Работая под ламинарным колпаком второго класса, начните с последовательного промывания периваскулярных жировых тканей или ПВАТ, собранных у мышей два раза. Во-первых, с помощью PBS, содержащего 10% пенициллин-стрептомицина, а, во-вторых, с помощью PBS, дополненного 1% пенициллин-стрептомицина. Переложите промытые салфетки в стерильную 60-миллиметровую чашку Петри и добавьте в нее 200 микролитров раствора для пищеварения.
С помощью стерильных ножниц измельчите салфетки на кусочки, имеющие размер в один кубический миллиметр. С помощью стерильных ножниц вырежьте пластиковый наконечник пипетки, чтобы расширить его конец. Затем переложите смесь фарша в центрифужную пробирку объемом 15 миллилитров с помощью наконечника пипетки с широким концом.
Добавьте шесть миллилитров раствора для пищеварения в ткани, чтобы начать пищеварение. После горизонтального завязывания пробирки на решетке инкубируйте ее при температуре 37 градусов Цельсия в орбитальном шейкере в течение 30-45 минут. Каждые 5-10 минут извлекайте трубку из шейкера в инкубаторе и вручную энергично встряхивайте ее вверх и вниз.
Пропустите переваренную тканевую смесь через клеточное ситечко 70 микрон в центрифужную пробирку объемом 50 миллилитров. Промойте ситечко равным объемом питательной среды, чтобы максимизировать выход клеток и погасить пищеварение. Переложите фильтрат в новую 15-миллилитровую центрифужную пробирку.

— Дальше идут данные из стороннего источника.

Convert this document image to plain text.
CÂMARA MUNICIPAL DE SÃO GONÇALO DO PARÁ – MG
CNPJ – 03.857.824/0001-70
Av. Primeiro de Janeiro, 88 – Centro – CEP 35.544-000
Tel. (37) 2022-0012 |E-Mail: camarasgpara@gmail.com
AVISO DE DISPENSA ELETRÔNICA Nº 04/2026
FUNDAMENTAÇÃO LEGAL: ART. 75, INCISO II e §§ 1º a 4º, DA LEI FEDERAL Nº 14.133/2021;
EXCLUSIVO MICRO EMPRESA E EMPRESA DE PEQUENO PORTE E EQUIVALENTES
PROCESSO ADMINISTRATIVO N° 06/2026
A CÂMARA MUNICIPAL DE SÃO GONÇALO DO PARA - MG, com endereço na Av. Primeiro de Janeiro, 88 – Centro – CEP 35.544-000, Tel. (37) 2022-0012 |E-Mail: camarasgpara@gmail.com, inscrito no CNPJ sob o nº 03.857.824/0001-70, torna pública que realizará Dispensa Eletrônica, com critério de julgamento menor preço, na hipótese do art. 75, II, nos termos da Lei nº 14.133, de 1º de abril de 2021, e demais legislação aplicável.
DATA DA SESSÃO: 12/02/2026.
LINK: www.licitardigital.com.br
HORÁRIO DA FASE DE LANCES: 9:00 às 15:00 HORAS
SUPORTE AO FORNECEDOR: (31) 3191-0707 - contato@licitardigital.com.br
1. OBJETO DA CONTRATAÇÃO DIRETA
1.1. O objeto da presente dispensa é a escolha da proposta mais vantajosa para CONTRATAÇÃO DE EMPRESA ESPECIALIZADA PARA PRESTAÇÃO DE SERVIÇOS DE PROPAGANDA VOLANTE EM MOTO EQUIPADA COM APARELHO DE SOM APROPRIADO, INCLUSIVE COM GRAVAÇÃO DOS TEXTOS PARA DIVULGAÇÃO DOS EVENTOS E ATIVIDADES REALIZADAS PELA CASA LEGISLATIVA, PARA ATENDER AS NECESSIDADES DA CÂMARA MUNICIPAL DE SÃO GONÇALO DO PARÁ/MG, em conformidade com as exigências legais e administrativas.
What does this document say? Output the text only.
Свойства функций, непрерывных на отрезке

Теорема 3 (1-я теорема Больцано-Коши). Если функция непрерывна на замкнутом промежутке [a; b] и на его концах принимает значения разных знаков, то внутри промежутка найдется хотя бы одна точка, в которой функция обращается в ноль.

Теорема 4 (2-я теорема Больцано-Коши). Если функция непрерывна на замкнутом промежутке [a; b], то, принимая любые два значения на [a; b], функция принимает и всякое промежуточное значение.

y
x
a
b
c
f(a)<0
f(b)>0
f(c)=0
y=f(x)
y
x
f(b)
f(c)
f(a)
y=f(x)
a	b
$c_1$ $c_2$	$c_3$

Центрифугируйте пробирку для выделения стромально-васкулярной фракции или SVF. Переверните трубку, чтобы сбросить надосадочную жидкость и повторно суспендируйте гранулу в пяти миллилитрах PBS. Снова центрифугируйте пробирку при 1 800 G в течение пяти минут, прежде чем выбросить надосадочную жидкость.
Повторно суспендируйте гранулу в соответствующем объеме питательной среды. Поместите клетки в 12-луночный планшет, покрытый коллагеном, и инкубируйте в течение ночи при температуре 37 градусов Цельсия во влажной атмосфере с 5% углекислого газа. На следующий день удалите клеточный мусор и эритроциты, аспирировав питательную среду и промыв клетки PBS с добавлением антибиотиков, предварительно нагретым до 37 градусов Цельсия.
Наконец, добавьте по одному миллилитру свежей питательной среды в каждую лунку и продолжайте культивирование клеток до тех пор, пока они не достигнут желаемой стадии слияния.